Vendor Management: The BIG Picture
Time Required: 60 minutes
Building, implementing and managing a compliant vendor management program is no easy task given the proliferation of regulations, rules and Guidance, many of which overlap. And with increased regulatory scrutiny due to high profile breaches, financial institutions must have a solid understanding of the driving regulatory issues that surround vendor management, the key ideas required to build and implement a successful and compliant program, and the expectations of examiners and auditors.
“By far the most interesting session of the day!!!”
Betsy Wynnick, SVP Rockville Bank
“One of the most highly rated sessions of the conference.”
Elisa Legg, SVP NY Bankers Association
Regulations: the key regulations, guidance and rules that you must comply with from FFIEC Guidance, GLBA 501(b), FACTA, FCRA, FTC, Red Flags, Disposal Rule and the most recent OCC and FRB Guidance.
Benefits: complying is not just about “not being fined”. We discuss the key business benefits of a compliant vendor management program and why it makes sense to invest in building one or enhancing an existing one.
Key Components of a compliant program will be discussed including:
- Which vendors to include in your inventory
- Risk rating methodology
- Due Diligence
- Periodic Review
- Contract Review
- Contract Tracking
Implementation: a discussion of how you gain Executive sponsorship, stakeholder buy-in, centralized management/decentralized ownership, vendor stratification, questionnaire development and creating a document repository.

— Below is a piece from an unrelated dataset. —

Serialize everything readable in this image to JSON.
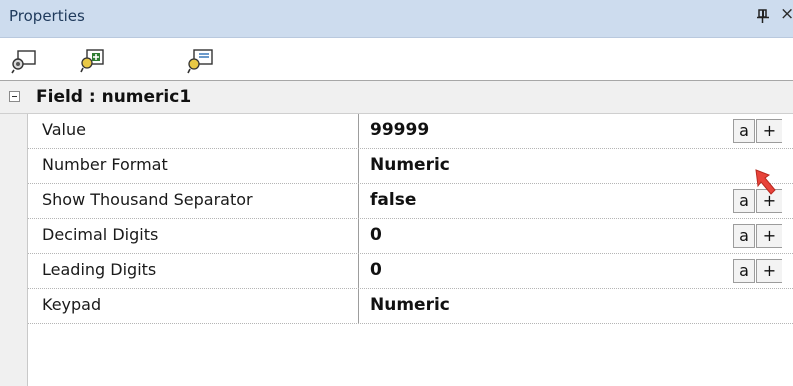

Vendor Red Flags: there are a number of red flags to look for when collecting documentation that might indicate you should avoid this vendor!
Examiner expectations: eliminate the guesswork as to what examiners are looking for and find out which reports and documentation you need to provide. Understand the difference between SSAE 16’s, different types of cloud computing environments and what you should be doing about Complimentary User Entity Controls.
A copy of the presentation for taking notes will be provided upon paid registration.
Who Will Benefit
- Vendor Program Managers
- Vendor Management Committee
- Risk Officers
- Compliance Officers
- CIO, CFO, COO
- Anyone responsible for managing and supporting the Vendor Management Program
About the Presenter:
Mick Kless is the founder and CEO of RISC Associates, a regulatory compliance consultancy and compliance automation tools developer, and Compliance Education Institute, the training and education division of RISC. He is a recognized industry expert on vendor management and the creator of the Certified Regulatory Vendor Program Manager (CRVPM) course taken by bankers across the country. Mick has spent over 30 years in financial services, has focused on GLBA 501(b) issues since 2001 and has specialized in vendor management regulatory issues since 2004. He is a frequent speaker at bank and credit union conferences around the country.